Outsourced - from Melbourne, 2 months ago

What Sensis, and all media outlets, are failing to mention within these articles about the decline of Sensis and their "new" model to transform to a digital structure is that of those 650 jobs, 400 of them are their digital designers and production staff. These roles are about to be outsourced to India and the Philippines, so expect to see Sensis profit decline even further as their lose the loyalty of their customer base because of this decision.

Justice has prevailed

Justine - from Melbourne, 3 months ago

What the current CEO neglected to add is the total mismanagement of this company by the previous CEO and his cronies . Over 300 million dollars was spent on the failed igen system which was responsible for driving our loyal customers away. Incorrect advertisements, requests for changes to the content of their online advertising taking months on end to be auctioned, ongoing billing errors, and this was only the tip of the Iceberg.
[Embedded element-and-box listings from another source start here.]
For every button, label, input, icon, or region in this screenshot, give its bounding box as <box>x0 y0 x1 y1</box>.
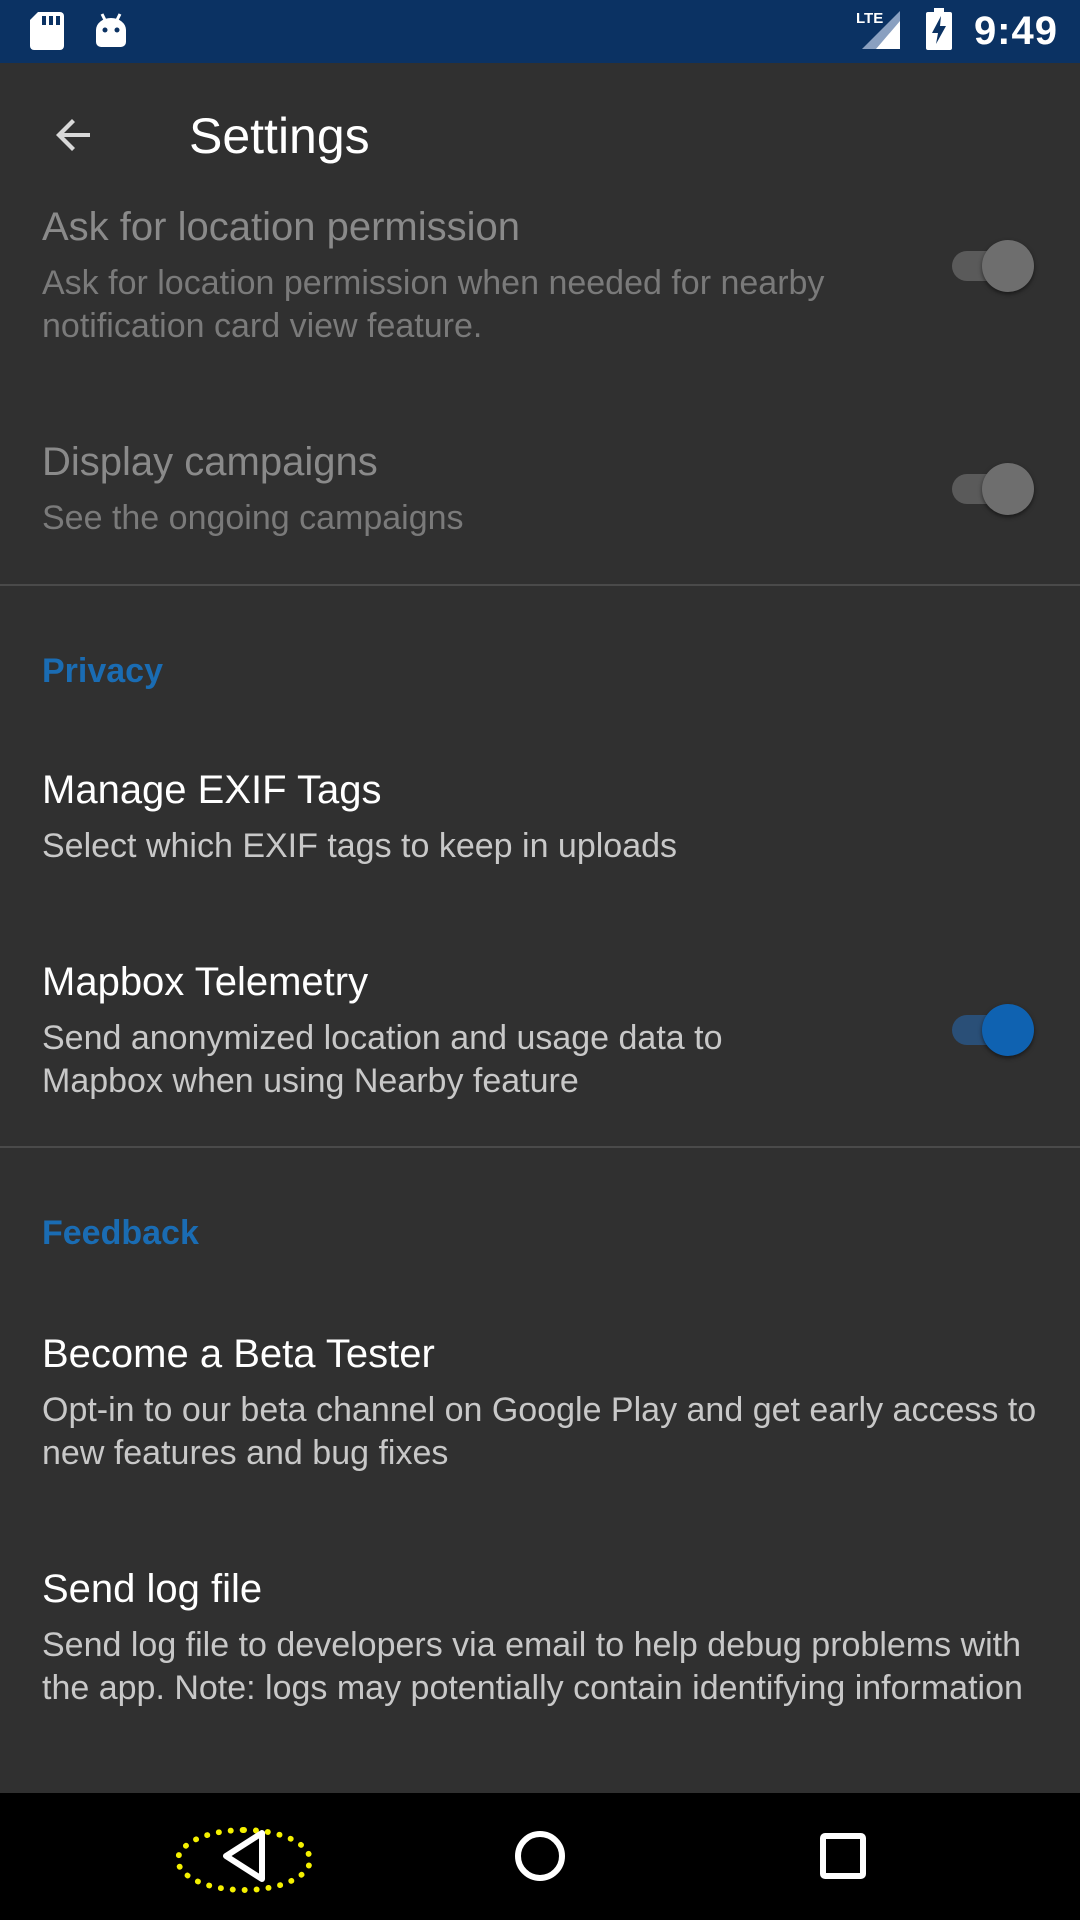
pref-summary: Send anonymized location and usage data … <box>42 1019 723 1100</box>
back-button[interactable] <box>40 103 108 171</box>
pref-become-beta-tester[interactable]: Become a Beta Tester Opt-in to our beta … <box>0 1332 1080 1482</box>
pref-summary: Select which EXIF tags to keep in upload… <box>42 827 678 865</box>
pref-summary: Send log file to developers via email to… <box>42 1626 1023 1707</box>
svg-text:LTE: LTE <box>856 10 883 27</box>
pref-title: Become a Beta Tester <box>42 1332 435 1376</box>
back-nav-icon <box>220 1829 268 1888</box>
sd-card-icon <box>30 12 64 55</box>
pref-title: Manage EXIF Tags <box>42 768 382 812</box>
app-bar: Settings <box>0 63 1080 211</box>
pref-manage-exif-tags[interactable]: Manage EXIF Tags Select which EXIF tags … <box>0 768 1080 878</box>
arrow-back-icon <box>50 111 98 164</box>
pref-title: Display campaigns <box>42 440 378 484</box>
pref-location-permission[interactable]: Ask for location permission Ask for loca… <box>0 205 1080 370</box>
pref-send-log-file[interactable]: Send log file Send log file to developer… <box>0 1567 1080 1757</box>
location-permission-switch[interactable] <box>948 234 1034 294</box>
pref-mapbox-telemetry[interactable]: Mapbox Telemetry Send anonymized locatio… <box>0 960 1080 1110</box>
pref-title: Mapbox Telemetry <box>42 960 369 1004</box>
display-campaigns-switch[interactable] <box>948 457 1034 517</box>
battery-charging-icon <box>925 8 952 55</box>
navigation-bar <box>0 1793 1080 1920</box>
nav-home-button[interactable] <box>485 1803 595 1913</box>
divider <box>0 584 1080 586</box>
category-feedback: Feedback <box>42 1214 199 1252</box>
pref-summary: Opt-in to our beta channel on Google Pla… <box>42 1391 1037 1472</box>
switch-thumb <box>982 1004 1034 1056</box>
mapbox-telemetry-switch[interactable] <box>948 998 1034 1058</box>
home-nav-icon <box>513 1829 567 1888</box>
page-title: Settings <box>189 108 370 164</box>
android-icon <box>94 12 128 55</box>
settings-screen: LTE 9:49 Settings Ask for location permi… <box>0 0 1080 1920</box>
nav-back-button[interactable] <box>189 1803 299 1913</box>
pref-summary: See the ongoing campaigns <box>42 499 464 537</box>
pref-display-campaigns[interactable]: Display campaigns See the ongoing campai… <box>0 440 1080 560</box>
nav-recents-button[interactable] <box>788 1803 898 1913</box>
switch-thumb <box>982 240 1034 292</box>
lte-signal-icon: LTE <box>856 7 904 56</box>
clock: 9:49 <box>973 9 1058 53</box>
status-bar: LTE 9:49 <box>0 0 1080 63</box>
switch-thumb <box>982 463 1034 515</box>
divider <box>0 1146 1080 1148</box>
recents-nav-icon <box>819 1832 867 1885</box>
category-privacy: Privacy <box>42 652 163 690</box>
pref-summary: Ask for location permission when needed … <box>42 264 825 345</box>
pref-title: Ask for location permission <box>42 205 520 249</box>
pref-title: Send log file <box>42 1567 263 1611</box>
No wonder Sensis has sailed into the abyss !

Indeed...

CrazyGray - from Melbourne, 3 months ago

...I asked a simliar question of several people months back, i.e., "When was the last time you reached for the yellow / white pages?" (and NOT just to prop up a monitor or jam open a door!) The answers were all the same "uhm...can't remember". It's not a surprise to see profits from these out-dated sources of information dying off, like-wise with going to the on-line version - why bother? Google is faster and more accurate. Expect to see the whole lot shut-down in 3-4 years, I'd say.